Reported Proximate Cause
The event that caused these unfortunate smoke inhalation deaths was the intentional setting of a fire. A fire in no way equates to a pollution event. Fire, defined as oxidation rapid enough to produce a flame or a glow, has a visible, destructive and, in this case, deadly byproduct – smoke. Fire is the proximate cause of these injuries; had there been no fire, there would have been no injuries.
Smoke resulting from the release and subsequent dissipation of a pollutant will fit the intended proximate cause addressed by the subject exclusion; but to equate a release of pollution with smoke of an intentionally set fire is, again, torturing the facts and the policy to arrive at an answer in direct defiance of clear contract language.

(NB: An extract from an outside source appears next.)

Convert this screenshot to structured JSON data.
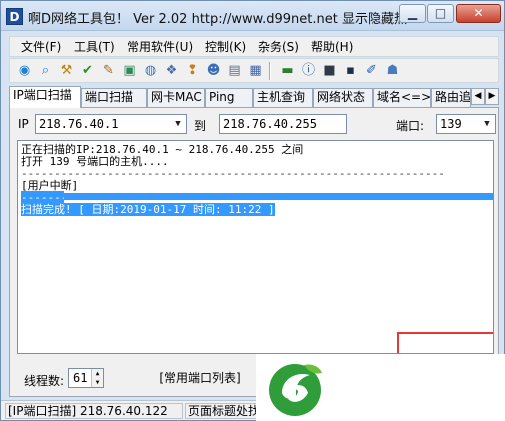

Rules of contract applied to insurance policies differ slightly from normal rules of contract; in particular, an insurance contract is a contract of adhesion (the insured takes the contract on a take-it-or-leave-it basis with little or no ability to negotiate wording). Should detailed explanation of the differences be desired, click here.
Results of Ruling in Favor of Great American
Allowing this defense to stand would be catastrophic; and this is not hyperbole. If smoke from fire can be considered a pollutant, try to imagine the far-ranging applications of this decision to both property and liability policies. Even though this is a liability case, a decision in favor of Great American could result in:
• Homeowners suffering only a small fire may be denied coverage for any damages caused by smoke (and that amount could be greater than the damage caused by the fire);
• Business owners may have to pay the cost to repair machinery and equipment damaged by fire-related smoke out of their own pockets (which are now empty because there has been a business shut down); and
• Insurance carriers will be encouraged to attach pollution-related exclusions (property and liability) where they would have not otherwise (judicially taking coverage away with no reduction in premium).
Property and liability insurance coverages and policy holders could unjustly suffer based on the outcome of this case. Much is relying on your decision.